You can use an ingest pipeline for this. An ingest pipeline pre-processes a document, before it is indexed. In this case, you can use a pipeline that uses the remove processor (which removes a field from your documents).

The first step would be to define your pipeline. Let's say you want to remove the foo field, then your pipeline would look like this:

PUT _ingest/pipeline/my_pipeline
{
  "description": "Removes the 'foo' field", 
  "processors": [
    {
      "remove": {
        "field": "foo"
      }
    }
  ]
}

Now, you can reindex your data and apply this my_pipeline pipeline to your documents as those get reindexed:

POST _reindex
{
  "source": {
    "index": "my_old_index"
  },
  "dest": {
    "index": "my_new_index",
    "pipeline": "my_pipeline"
  }
}
6 Likes

I get an error reason:"field [foo] not present as part of path [foo]". That field exists in about half the documents but not all of them. Can the ingest pipeline still work in this case?

@abdon Is there a way to do this via _update_by_querywhere the query is a match_all query?
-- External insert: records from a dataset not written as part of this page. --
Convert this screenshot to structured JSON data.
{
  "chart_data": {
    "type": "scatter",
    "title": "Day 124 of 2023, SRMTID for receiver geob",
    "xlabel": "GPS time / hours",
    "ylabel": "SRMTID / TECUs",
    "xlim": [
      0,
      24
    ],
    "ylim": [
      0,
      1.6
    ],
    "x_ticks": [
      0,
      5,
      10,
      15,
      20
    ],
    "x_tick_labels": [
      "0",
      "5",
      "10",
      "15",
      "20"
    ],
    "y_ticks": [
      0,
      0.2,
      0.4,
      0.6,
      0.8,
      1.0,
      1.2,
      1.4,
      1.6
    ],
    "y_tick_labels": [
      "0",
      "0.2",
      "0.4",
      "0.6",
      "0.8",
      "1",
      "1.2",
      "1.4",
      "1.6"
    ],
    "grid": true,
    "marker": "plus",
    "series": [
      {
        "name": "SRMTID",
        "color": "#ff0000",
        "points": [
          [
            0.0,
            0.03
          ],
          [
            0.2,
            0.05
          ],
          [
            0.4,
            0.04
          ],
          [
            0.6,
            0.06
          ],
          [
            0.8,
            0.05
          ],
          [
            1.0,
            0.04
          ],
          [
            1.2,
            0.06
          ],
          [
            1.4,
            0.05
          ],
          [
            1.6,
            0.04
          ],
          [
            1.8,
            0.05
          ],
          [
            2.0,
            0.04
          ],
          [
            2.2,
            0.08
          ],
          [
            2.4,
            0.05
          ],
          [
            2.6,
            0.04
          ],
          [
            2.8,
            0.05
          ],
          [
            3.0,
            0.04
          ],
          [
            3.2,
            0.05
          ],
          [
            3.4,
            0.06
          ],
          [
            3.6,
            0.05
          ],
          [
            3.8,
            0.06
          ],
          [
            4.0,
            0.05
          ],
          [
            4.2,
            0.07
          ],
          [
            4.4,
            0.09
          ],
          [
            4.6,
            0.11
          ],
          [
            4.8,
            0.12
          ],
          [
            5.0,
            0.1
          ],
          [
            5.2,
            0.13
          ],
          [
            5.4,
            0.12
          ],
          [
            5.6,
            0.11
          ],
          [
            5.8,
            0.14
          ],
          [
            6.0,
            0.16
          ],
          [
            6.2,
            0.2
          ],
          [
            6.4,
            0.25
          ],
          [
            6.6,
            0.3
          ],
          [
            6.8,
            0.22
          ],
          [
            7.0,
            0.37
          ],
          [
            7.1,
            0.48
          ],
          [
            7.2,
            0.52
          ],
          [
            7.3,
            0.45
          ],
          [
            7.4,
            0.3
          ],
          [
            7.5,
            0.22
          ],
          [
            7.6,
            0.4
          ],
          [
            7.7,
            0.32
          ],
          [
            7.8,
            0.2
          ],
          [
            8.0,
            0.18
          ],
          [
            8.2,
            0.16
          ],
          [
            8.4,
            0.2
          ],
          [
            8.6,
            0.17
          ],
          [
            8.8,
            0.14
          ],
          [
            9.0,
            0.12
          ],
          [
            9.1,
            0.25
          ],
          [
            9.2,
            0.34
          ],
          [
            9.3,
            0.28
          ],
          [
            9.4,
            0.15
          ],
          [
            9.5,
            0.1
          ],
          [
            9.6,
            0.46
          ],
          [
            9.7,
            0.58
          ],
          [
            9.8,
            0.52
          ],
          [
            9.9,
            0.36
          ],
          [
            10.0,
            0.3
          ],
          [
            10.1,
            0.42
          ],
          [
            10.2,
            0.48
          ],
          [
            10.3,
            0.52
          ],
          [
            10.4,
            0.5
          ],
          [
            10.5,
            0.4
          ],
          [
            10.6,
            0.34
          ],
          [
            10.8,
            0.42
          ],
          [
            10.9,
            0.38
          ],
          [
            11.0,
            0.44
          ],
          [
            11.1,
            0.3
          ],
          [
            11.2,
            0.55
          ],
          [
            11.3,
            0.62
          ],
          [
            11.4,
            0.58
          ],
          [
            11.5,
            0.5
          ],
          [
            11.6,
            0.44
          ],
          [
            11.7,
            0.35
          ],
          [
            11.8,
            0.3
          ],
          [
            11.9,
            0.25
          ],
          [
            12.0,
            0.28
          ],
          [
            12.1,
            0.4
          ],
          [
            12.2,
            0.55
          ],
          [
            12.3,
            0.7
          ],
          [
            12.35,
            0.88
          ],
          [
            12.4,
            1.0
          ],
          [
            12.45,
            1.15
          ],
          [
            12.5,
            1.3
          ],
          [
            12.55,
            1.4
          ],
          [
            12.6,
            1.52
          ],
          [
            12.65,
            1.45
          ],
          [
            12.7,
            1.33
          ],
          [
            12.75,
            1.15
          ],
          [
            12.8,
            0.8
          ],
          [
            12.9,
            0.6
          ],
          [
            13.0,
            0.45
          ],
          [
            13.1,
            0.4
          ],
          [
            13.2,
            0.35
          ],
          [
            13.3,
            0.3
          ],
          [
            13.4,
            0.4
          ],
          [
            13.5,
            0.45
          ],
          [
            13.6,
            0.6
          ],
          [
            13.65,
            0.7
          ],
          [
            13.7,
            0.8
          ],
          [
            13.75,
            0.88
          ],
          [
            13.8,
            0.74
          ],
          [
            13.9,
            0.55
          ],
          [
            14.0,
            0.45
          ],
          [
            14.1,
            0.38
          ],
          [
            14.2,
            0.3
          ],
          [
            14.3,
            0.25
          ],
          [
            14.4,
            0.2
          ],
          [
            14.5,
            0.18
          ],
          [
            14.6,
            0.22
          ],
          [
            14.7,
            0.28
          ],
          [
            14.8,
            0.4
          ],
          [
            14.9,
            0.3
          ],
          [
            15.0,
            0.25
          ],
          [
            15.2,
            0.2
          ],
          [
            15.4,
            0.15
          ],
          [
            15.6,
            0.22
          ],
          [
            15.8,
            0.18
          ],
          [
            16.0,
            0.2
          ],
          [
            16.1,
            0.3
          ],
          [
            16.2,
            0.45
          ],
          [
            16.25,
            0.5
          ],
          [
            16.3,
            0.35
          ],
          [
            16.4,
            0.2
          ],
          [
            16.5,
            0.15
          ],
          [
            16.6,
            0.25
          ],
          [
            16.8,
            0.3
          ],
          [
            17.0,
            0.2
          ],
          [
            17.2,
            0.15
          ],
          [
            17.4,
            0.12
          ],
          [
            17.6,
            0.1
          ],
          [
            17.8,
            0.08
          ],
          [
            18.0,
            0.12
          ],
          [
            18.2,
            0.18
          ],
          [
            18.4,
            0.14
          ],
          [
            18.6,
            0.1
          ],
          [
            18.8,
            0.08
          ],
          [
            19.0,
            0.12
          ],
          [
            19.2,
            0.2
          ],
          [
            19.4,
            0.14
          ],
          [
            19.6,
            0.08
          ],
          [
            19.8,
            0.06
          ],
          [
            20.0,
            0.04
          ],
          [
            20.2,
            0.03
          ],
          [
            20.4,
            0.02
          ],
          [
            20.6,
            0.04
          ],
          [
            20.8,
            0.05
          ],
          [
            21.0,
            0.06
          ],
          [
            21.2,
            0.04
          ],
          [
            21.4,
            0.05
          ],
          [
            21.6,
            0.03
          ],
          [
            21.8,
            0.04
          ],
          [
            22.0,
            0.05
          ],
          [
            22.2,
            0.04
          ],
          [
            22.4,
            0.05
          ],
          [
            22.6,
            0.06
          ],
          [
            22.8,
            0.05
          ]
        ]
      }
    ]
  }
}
@i333 Yes, as the docs explain, you can set ignore_missing to true:

PUT _ingest/pipeline/my_pipeline
{
  "description": "Removes the 'foo' field",
  "processors": [
    {
      "remove": {
        "field": "foo",
        "ignore_missing": true
      }
    }
  ]
}

This requires that you are on version 6.4 or later

3 Likes

@Jaspreet_Singh Yes, you can also use an ingest pipeline with _update_by_query:

POST my_index/_update_by_query?pipeline=my_pipeline
1 Like

@abdon Very interesting, thanks for sharing.

This topic was automatically closed 28 days after the last reply. New replies are no longer allowed.